Moroccan Chicken and Butternut Squash Soup

1 Tbsp Olive Oil
1 cup Chopped Onion
3 (4-ounce) Skinless, Boneless Chicken Thighs (cut into bite-sized pieces)
1 Tsp Ground Cumin
1/4 Tsp Ground Cinnamon
1/8 to 1/4 Tsp Ground Red Pepper
3 cups (1/2-inch) Cubed Peeled Butternut Squash
2 Tbsp No-Salt-Added Tomato Paste
4 cups Chicken Stock or Fat Free, Lower Sodium Chicken Broth
1/3 cup Uncooked Couscous
3/4 Tsp Kosher Salt
1 Zucchini (quartered lengthwise and sliced into 3/4-inch pieces)

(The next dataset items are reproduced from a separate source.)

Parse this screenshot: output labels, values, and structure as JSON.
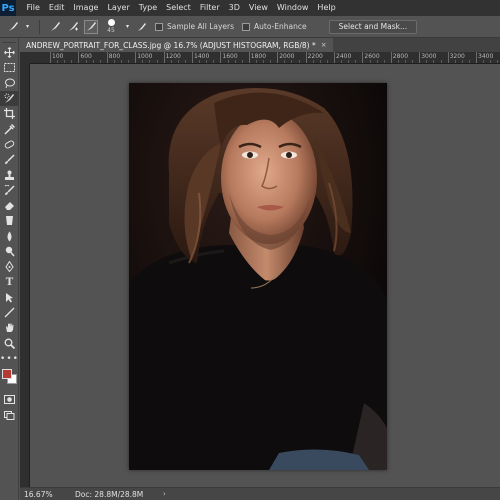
{
  "app": {
    "logo": "Ps"
  },
  "menu": [
    "File",
    "Edit",
    "Image",
    "Layer",
    "Type",
    "Select",
    "Filter",
    "3D",
    "View",
    "Window",
    "Help"
  ],
  "options": {
    "brush_size": "45",
    "sample_all_layers": "Sample All Layers",
    "auto_enhance": "Auto-Enhance",
    "select_mask": "Select and Mask..."
  },
  "document": {
    "tab_title": "ANDREW_PORTRAIT_FOR_CLASS.jpg @ 16.7% (ADJUST HISTOGRAM, RGB/8) *",
    "close": "×"
  },
  "ruler": {
    "labels": [
      "100",
      "600",
      "800",
      "1000",
      "1200",
      "1400",
      "1600",
      "1800",
      "2000",
      "2200",
      "2400",
      "2600",
      "2800",
      "3000",
      "3200",
      "3400"
    ]
  },
  "status": {
    "zoom": "16.67%",
    "doc": "Doc: 28.8M/28.8M",
    "arrow": "›"
  },
  "colors": {
    "foreground": "#b53a34",
    "background": "#ffffff",
    "accent": "#31a8ff"
  },
  "tools": [
    "move-tool-icon",
    "marquee-tool-icon",
    "lasso-tool-icon",
    "quick-selection-tool-icon",
    "crop-tool-icon",
    "eyedropper-tool-icon",
    "healing-brush-tool-icon",
    "brush-tool-icon",
    "clone-stamp-tool-icon",
    "history-brush-tool-icon",
    "eraser-tool-icon",
    "gradient-tool-icon",
    "blur-tool-icon",
    "dodge-tool-icon",
    "pen-tool-icon",
    "type-tool-icon",
    "path-selection-tool-icon",
    "line-tool-icon",
    "hand-tool-icon",
    "zoom-tool-icon",
    "more-tools-icon"
  ]
}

1/2 cup Coarsely Chopped Fresh Basil
2 Tsp Grated Orange Rind
Heat a Dutch oven over medium heat. Add oil to pan; swirl to coat. Add onion, and cook for 4 minutes, stirring occasionally. Add chicken; cook for 4 minutes, browning on all sides. Add cumin, cinnamon, and pepper to pan; cook 1 minute, stirring constantly. Add butternut squash and tomato paste; cook 1 minute. Stir in Chicken Stock, scraping pan to loosen browned bits. Bring to a boil. Reduce heat, and simmer 8 minutes. Stir in couscous, salt, and zucchini; cook 5 minutes or until squash is tender. Remove pan from heat. Stir in chopped basil and orange rind.